Koyu griye boyanmış, arada çakan şimşeklerle aydınlanan gök. Bol köpüklü, koca koca, birbirleriyle yarışan dalgalar. Büyüklükleri yetmez dercesine gökyüzünden denize hışımla boşalan yağmur. Hep beraber söyledikleri şarkı! Şimşeğin aydınlığında görünen manzara.Ürkütüyor beni..
Duymamaya, görmemeye çalışarak korkuyla, heyecanla yüzüyorum tam fırtınanın ortasında.bir dalga bi tarafa atıyor beni, öbürü diğer yana. Gücümün , cesaretimin bittiğini hissediyorum.Daha da korkuyorum!

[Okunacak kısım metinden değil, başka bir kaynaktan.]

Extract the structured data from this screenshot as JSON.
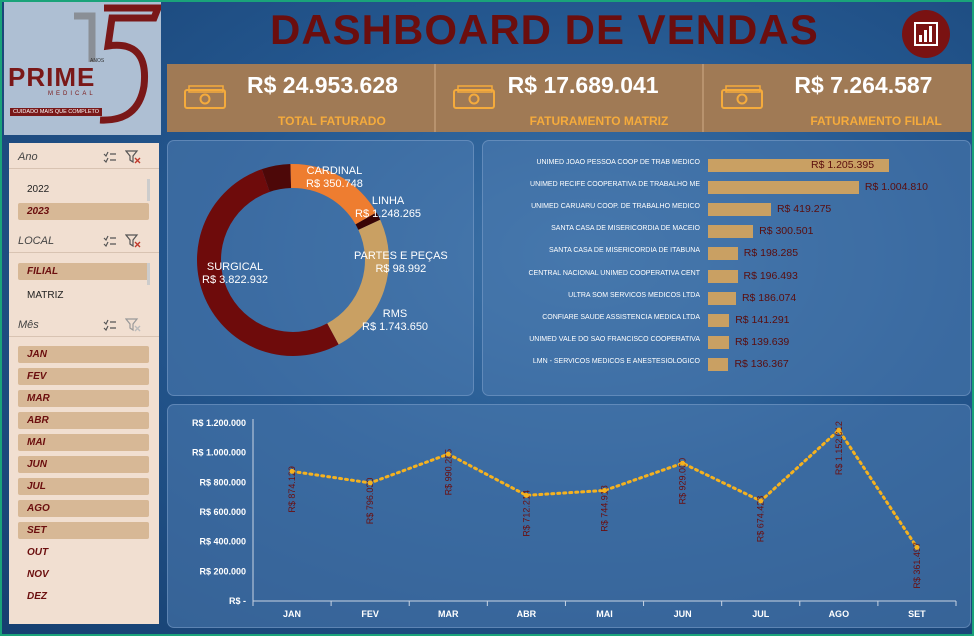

Bitsin bu mücadele ! diyorum. Boşa cırpınıyorum! Kendimi bırakıyorum. Aşağılara denizin derinliklerine yepyeni bi dünyaya gitmek daha kolay geliyor...
Bırakmıyor dalgalar bei batacakken yukarı çıkarıyorlar beni; nefes alıyorum, şimşek aydınlatıyor etrafımı yeniden adrenelim yükseliyor kulaç atıyorum.
Nereye doğru, ne için, bilmiyorum ama atıyorum o kulaçları.
Yoruldukça, korktukça yeni kocaman bir dalga beni yukarılara cıkarıyor. Sanki gökyüzüne fırlatıyor beni.Bırakmıyor azgın dalgalı denız beni...
Artık gökyüzü, deniz ve ben garip bir oyun oynuyoruz.Korkmuyorum!!
Dalgaların, şimşeğin,köpüklerin,yağmurun o kaosta güzelliklerini keşfediyorum, seyrediyorum. Beraber cizdikleri resimleri ve şarkıları artık anlıyorum. Bazen eşlik bile ediyorum onlara cığlıklarım la.....
Onlardan biri oluyorum.!!
NEREYE? KİME? NE İÇİN GİTTİĞİMİ BİLMEDEN.....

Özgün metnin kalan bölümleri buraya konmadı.